Autoclave processing is the most common method used for curing thermoset prepregs. The curing of thermoset composites involves both mechanical and chemical processes. Mechanically, pressure is applied to remove trapped air and volatiles, and to consolidate the individual plies and fibers. Chemically, a crosslinking reaction must be initiated and taken to completion to form a rigid matrix. Crosslinking is most commonly initiated through the application of heat, though it also may be initiated by exposure to ultraviolet light, microwaves, or high-energy electrons (e-beam curing). In the autoclave process, high pressure and heat are applied to the part through the autoclave atmosphere, with a vacuum bag used to apply additional pressure and protect the laminate from the autoclave gases. The cure cycle for a specific application is usually determined empirically and, as a result, several cure cycles may be developed for a single material system, to account for differences in laminate thickness or to optimize particular properties in the cured part.

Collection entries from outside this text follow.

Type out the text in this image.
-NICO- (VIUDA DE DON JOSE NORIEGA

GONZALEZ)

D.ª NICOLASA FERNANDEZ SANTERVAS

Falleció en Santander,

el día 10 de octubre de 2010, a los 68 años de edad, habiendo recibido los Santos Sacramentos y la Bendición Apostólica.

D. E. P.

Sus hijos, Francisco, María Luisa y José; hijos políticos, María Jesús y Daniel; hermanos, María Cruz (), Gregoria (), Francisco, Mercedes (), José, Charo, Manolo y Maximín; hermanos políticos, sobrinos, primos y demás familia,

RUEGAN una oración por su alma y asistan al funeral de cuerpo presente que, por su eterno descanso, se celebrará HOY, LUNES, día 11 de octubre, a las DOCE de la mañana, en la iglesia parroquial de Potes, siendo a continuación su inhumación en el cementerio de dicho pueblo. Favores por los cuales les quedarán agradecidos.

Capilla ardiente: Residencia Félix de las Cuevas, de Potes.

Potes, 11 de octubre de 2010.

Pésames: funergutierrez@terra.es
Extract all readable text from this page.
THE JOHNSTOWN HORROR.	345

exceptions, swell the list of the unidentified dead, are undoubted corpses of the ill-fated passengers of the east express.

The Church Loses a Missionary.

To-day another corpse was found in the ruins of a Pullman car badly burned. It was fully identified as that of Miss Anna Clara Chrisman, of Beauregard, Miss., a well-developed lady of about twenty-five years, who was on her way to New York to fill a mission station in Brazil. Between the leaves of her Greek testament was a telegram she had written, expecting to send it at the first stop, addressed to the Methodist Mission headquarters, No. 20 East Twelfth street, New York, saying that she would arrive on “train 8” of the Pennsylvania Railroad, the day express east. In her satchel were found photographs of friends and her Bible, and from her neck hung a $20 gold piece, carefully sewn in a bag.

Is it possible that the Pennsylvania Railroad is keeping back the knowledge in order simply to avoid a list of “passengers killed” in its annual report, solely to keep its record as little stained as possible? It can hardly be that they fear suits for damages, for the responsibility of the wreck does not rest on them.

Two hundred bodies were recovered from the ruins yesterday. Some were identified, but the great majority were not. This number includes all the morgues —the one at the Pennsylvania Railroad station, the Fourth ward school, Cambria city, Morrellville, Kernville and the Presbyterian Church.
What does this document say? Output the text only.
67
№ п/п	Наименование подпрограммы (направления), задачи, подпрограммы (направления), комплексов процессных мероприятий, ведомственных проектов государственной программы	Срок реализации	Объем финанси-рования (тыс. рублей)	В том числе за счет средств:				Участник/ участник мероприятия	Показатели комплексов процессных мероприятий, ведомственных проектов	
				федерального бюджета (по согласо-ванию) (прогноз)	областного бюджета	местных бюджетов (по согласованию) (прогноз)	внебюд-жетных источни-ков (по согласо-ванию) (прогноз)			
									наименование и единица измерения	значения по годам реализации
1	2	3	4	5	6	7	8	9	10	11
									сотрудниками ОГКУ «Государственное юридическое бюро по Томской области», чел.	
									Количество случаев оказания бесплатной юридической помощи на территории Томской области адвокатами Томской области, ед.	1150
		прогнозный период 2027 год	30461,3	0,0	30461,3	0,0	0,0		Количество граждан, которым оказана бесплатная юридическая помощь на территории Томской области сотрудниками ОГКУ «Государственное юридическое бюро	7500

The typical autoclave cure cycle is a two-step process. First, vacuum and pressure are applied while the temperature is ramped up to an intermediate level and held there for a short period of time. The heat reduces the resin viscosity, allowing it to flow and making it easier for trapped air and volatiles to escape. The resin also begins wetting the fibers at this stage. In the second ramp up, the temperature is raised to the final cure temperature and held for a sufficient length of time to complete the cure reaction. During this step, the viscosity continues to drop, but preset temperature ramp rates and hold times then stabilize viscosity at a level that permits adequate consolidation and fiber wetting, while avoiding excessive flow and subsequent resin starvation. These control factors also slow the reaction rate, which prevents excessive heat generation from the exothermic polymerization process.